Impactos por classe social e gênero
O levantamento ressalta que o significado da aposta muda radicalmente segundo a faixa de renda. Entre as classes A e B, a atividade é justificada por interesses técnicos e entretenimento. Na classe C, mesclam-se a busca por lazer e a pressão por receita adicional. Já nas classes D e E, a aposta se consolida como recurso de emergência diante da falta de opções de crédito formal.

No recorte de gênero, homens costumam socializar a prática e tratá-la como hobby analítico. Entre as mulheres de classes populares, o padrão é o oposto: o uso costuma ser solitário, ocultado da família e atrelado à sobrecarga de trabalho e de cuidados com o lar. Nesse grupo, os jogos contínuos servem como alívio temporário de tensões, gerando frequentes sentimentos de culpa e dificuldades em reconhecer a própria dependência.
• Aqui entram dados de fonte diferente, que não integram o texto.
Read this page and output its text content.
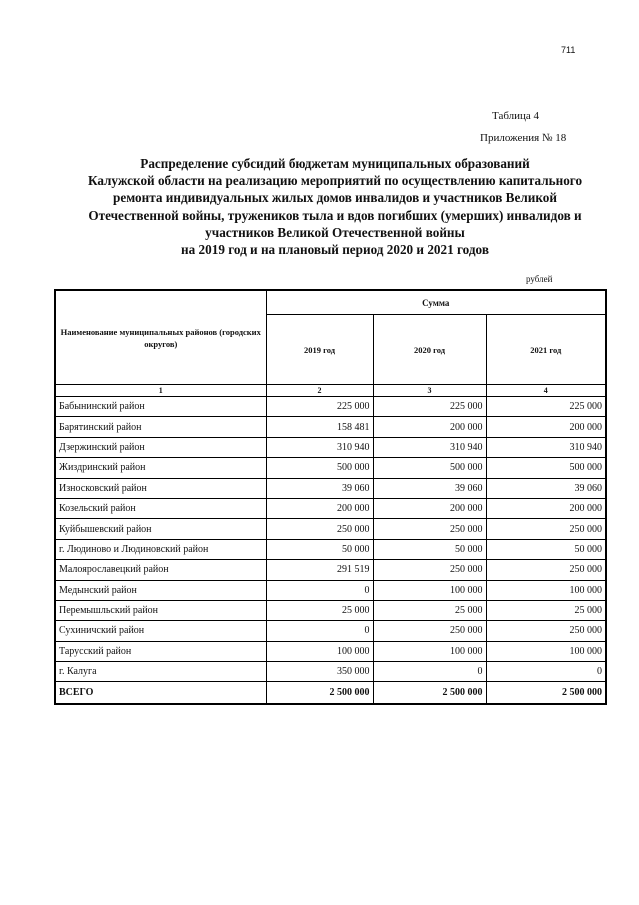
711
Таблица 4
Приложения № 18
Распределение субсидий бюджетам муниципальных образований
Калужской области на реализацию мероприятий по осуществлению капитального
ремонта индивидуальных жилых домов инвалидов и участников Великой
Отечественной войны, тружеников тыла и вдов погибших (умерших) инвалидов и
участников Великой Отечественной войны
на 2019 год и на плановый период 2020 и 2021 годов
рублей
Наименование муниципальных районов (городских округов)	Сумма		
	2019 год	2020 год	2021 год
1	2	3	4
Бабынинский район	225 000	225 000	225 000
Барятинский район	158 481	200 000	200 000
Дзержинский район	310 940	310 940	310 940
Жиздринский район	500 000	500 000	500 000
Износковский район	39 060	39 060	39 060
Козельский район	200 000	200 000	200 000
Куйбышевский район	250 000	250 000	250 000
г. Людиново и Людиновский район	50 000	50 000	50 000
Малоярославецкий район	291 519	250 000	250 000
Медынский район	0	100 000	100 000
Перемышльский район	25 000	25 000	25 000
Сухиничский район	0	250 000	250 000
Тарусский район	100 000	100 000	100 000
г. Калуга	350 000	0	0
ВСЕГО	2 500 000	2 500 000	2 500 000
A Anbima informou que defende que os programas de educação e as políticas públicas precisam levar em conta o contexto de escassez de recursos, o apelo psicológico dos designs digitais e a urgência material dos cidadãos. O órgão enfatiza a necessidade de restabelecer fronteiras rígidas entre instrumentos formais de investimento (que exigem horizonte temporal e proteção patrimonial) e apostas de quota fixa, cujas regras estatísticas implicam perda de capital no longo prazo.